In the Peoples Republic (Duchy?) of San Francisco back in the daze, funny cases came up regularly. I’ll pick one where the statute of limitations has hopefully expired.
We were working a plainclothes “Buy/Bust” detail in Dolores Park one sunny afternoon, and I drew the short straw where I would have to take the suspects to the station after the teams ran the dealers to earth.
I was standing over a crowd of about 7 or 8 of the most slow-footed dealers, who were sitting down handcuffed to each other in a daisy-chain arrangement, waiting for the patrol wagon to make it’s pickup.
Meanwhile, I had seen this beautiful cherry red BMW convertible cruising past me a few times, eyeballing me and my scruffy gang.
Mr. BMW drove right up to me and motioned me to the curb. He looked like a magazine ad, with cashmere sweater tied in a knot over his shoulders, a floral IZOD tennis shirt, and basket weave belt that matched the VERY expensive leather attaché case on his lap.
He said in what no doubt was intended to be “street talk”:
“Hey Bro, are the pigs still around?”
“Yeah, I want to score some good herb, do you have any?”
In that I was holding the evidence from about a dozen arrests in my pocket, (mostly dime bags, or smaller), I nodded yes.
“Okay, looks like I can score then… can you handle a fifty? I got a party to go to.”
By now, I was looking for a hidden TV News camera, while the captive dealers were suddenly professionally interested.
BMW man reached into the attaché case and pulled out a wad of cash that would choke a Clydesdale.
When he pulled out a handful of fresh twenties, and waved them in my general direction, I swear I heard the dope dealers moan in unison.
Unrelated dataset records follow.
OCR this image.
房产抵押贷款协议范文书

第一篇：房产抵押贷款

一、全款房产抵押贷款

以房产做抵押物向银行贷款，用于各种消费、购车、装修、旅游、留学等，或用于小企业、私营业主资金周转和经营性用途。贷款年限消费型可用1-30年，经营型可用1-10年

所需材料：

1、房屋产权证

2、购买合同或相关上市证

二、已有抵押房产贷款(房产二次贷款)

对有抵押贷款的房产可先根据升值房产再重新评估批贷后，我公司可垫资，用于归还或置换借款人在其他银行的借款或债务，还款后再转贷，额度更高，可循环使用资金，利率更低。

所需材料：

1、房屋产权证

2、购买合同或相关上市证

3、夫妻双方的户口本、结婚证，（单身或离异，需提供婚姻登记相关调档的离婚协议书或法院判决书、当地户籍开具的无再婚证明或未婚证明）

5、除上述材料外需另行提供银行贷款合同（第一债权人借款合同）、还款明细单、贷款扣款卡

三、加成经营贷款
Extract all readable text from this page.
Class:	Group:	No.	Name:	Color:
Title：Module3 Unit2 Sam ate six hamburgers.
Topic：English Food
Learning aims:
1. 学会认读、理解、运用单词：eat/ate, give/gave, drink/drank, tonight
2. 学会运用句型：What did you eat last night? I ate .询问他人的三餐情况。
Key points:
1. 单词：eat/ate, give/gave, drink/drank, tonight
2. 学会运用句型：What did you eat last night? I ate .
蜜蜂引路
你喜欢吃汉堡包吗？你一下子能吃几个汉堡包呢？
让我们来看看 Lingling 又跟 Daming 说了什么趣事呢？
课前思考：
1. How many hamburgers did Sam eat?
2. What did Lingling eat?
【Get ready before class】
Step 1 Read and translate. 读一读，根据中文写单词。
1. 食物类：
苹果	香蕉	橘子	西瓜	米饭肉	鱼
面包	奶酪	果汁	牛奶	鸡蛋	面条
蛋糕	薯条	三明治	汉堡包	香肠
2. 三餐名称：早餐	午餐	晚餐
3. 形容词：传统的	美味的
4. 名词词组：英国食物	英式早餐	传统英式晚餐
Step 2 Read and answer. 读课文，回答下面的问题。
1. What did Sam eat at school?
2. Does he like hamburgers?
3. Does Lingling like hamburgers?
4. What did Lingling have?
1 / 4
I said a few cautionary words in Spanish out of the corner of my mouth to my prisoners and got a few chuckles in return.
I handed him a few small bags of cheap bunk, and he dropped about $80 in my other hand.
Hmmm, now what?
I usually had a back-up crew standing by when I BOUGHT narcotics but SELLING dope while holding a crowd of dealers on a chain hadn’t been covered in my pre-op briefing.
Improvise Dave, improvise…
I put the money in a pocket, and I reached out with my right hand while saying:
“Good deal, lets shake on it.”
(My off hand was now holding my back-up .38 snubbie under my army jacket, just in case BMW man tried to rabbit on me.)
He smiled, shook hands firmly, and had an amazingly confused look on his face when I pulled him out of the driver’s seat, and handcuffed him on the ground.
All he could say was “but, but, but… we had a deal!!!”
I was just as happy that the car didn’t roll away.
The dopers laughed themselves silly, and if they had a free hand or two, I’m sure I would have gotten applause, or at least a high-five.
I tried not to smile too broadly, when the scruffy gang from the park joined Mr. GQ in the custody wagon.
Bonus of the day?
I got to drive that beautiful car to the station via the LONG route.